LLM — Hosted or Network-Provided

No local hardware needed. Skipper uses OpenAI-compatible chat and embedding endpoints, so hosted SaaS, Blueclaw, Livepeer-network inference, or a BYOC model container can all fit the same configuration shape when they expose compatible APIs.

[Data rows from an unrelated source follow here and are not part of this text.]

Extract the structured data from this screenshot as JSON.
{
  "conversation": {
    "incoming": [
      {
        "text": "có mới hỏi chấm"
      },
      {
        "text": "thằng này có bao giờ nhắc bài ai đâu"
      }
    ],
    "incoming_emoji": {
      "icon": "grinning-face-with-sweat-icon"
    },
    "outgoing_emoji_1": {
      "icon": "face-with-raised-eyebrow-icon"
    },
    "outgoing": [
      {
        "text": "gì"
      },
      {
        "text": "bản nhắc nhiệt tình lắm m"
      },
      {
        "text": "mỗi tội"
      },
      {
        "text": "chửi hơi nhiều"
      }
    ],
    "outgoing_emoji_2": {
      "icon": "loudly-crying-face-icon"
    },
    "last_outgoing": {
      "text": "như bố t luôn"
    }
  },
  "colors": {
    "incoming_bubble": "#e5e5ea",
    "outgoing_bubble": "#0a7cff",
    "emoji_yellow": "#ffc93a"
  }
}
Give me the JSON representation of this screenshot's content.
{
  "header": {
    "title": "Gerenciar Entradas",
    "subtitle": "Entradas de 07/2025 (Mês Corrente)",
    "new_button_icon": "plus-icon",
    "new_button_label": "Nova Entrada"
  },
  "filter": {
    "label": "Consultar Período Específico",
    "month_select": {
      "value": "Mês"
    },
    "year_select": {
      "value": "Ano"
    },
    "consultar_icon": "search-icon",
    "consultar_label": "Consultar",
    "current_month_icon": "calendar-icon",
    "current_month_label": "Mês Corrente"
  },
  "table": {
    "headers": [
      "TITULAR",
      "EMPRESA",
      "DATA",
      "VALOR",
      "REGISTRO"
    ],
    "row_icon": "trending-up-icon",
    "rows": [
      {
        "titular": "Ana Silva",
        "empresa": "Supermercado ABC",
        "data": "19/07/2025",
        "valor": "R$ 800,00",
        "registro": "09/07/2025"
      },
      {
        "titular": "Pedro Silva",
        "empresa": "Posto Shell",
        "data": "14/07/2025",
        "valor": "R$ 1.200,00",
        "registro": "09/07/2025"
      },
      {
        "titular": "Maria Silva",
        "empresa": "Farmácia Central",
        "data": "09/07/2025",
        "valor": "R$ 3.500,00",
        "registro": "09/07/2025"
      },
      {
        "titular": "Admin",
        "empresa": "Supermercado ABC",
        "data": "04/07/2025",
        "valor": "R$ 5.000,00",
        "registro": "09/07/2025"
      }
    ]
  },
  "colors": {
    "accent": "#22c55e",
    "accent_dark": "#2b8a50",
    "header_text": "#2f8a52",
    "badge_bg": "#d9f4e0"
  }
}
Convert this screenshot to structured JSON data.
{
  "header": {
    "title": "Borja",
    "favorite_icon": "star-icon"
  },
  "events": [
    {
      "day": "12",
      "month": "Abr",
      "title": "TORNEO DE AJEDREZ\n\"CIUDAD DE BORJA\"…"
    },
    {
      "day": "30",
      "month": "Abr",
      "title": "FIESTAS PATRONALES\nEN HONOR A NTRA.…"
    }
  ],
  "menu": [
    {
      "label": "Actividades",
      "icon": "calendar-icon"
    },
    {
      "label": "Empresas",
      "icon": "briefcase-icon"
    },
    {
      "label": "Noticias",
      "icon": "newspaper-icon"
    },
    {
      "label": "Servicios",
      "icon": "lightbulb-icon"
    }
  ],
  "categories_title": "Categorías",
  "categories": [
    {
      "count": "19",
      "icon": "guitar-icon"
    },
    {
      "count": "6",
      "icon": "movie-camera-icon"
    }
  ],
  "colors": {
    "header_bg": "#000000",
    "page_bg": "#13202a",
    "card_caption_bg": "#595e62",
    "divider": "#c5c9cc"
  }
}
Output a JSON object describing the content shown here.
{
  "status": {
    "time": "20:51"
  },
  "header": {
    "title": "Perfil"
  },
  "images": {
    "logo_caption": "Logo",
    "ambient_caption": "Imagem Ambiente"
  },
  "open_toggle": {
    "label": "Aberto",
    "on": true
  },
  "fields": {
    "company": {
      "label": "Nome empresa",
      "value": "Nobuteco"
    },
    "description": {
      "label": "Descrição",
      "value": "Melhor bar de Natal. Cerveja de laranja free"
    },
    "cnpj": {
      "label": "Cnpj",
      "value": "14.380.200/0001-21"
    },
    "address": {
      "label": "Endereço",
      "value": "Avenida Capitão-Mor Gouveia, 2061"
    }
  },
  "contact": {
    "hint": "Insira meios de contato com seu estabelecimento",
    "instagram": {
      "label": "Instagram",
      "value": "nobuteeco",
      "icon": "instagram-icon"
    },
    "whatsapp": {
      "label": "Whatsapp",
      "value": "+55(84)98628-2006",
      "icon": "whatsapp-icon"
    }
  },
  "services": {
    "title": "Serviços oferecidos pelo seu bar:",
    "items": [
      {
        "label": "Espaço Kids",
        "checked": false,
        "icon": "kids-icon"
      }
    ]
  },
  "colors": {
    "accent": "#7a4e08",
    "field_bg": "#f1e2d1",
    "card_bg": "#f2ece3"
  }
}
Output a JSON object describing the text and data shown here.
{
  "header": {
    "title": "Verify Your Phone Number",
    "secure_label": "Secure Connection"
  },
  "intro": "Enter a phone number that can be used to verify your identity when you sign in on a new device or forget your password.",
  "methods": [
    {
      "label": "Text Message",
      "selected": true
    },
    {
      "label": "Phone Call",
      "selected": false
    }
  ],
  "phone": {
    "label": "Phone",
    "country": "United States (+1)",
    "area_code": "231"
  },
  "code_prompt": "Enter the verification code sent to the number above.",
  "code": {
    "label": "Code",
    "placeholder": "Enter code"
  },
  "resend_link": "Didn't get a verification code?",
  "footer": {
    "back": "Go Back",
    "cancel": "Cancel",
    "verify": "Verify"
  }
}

For Livepeer-network deployments, check the current Livepeer AI docs and ask in the Livepeer Discord before planning around a custom model or BYOC container. Availability changes as model runners and orchestrator support evolve. BYOC is useful when the model you want is not exposed by a managed endpoint yet.

Option	Best For	Notes
Hosted SaaS model API	Fastest path to production	Verify current pricing and data policy directly with the provider.
Blueclaw	OpenAI-compatible gateway for agents	Can reduce vendor lock-in if it has the models you need.
Livepeer-network inference	Keeping inference spend and usage on-network	Good strategic fit when available for your target models.
Livepeer BYOC container	Custom models or runtime control	More operator work, but lets you bring models not exposed by default.

Cost Estimates

Skipper cost depends on:

conversation history included in the prompt
retrieved knowledge chunks and citations
tool-call count and tool result size
whether query rewriting, HyDE, reranking, or web search are enabled
provider pricing, model choice, and whether inference runs locally or on-network

Early planning shape:

Deployment shape	Cost profile	When to choose it
Local Ollama	Hardware and operations, no per-token API bill	Self-hosted clusters with spare GPU capacity.
Blueclaw / Livepeer-network AI	Network/provider pricing, less separate SaaS usage	Agents-first deployments and on-network usage goals.
Budget hosted SaaS model	Usually low at modest chat volume	Fast setup when answer quality requirements are modest.
Higher-quality hosted SaaS model	Can climb quickly with long prompts/tool results	Harder support cases or premium account tiers.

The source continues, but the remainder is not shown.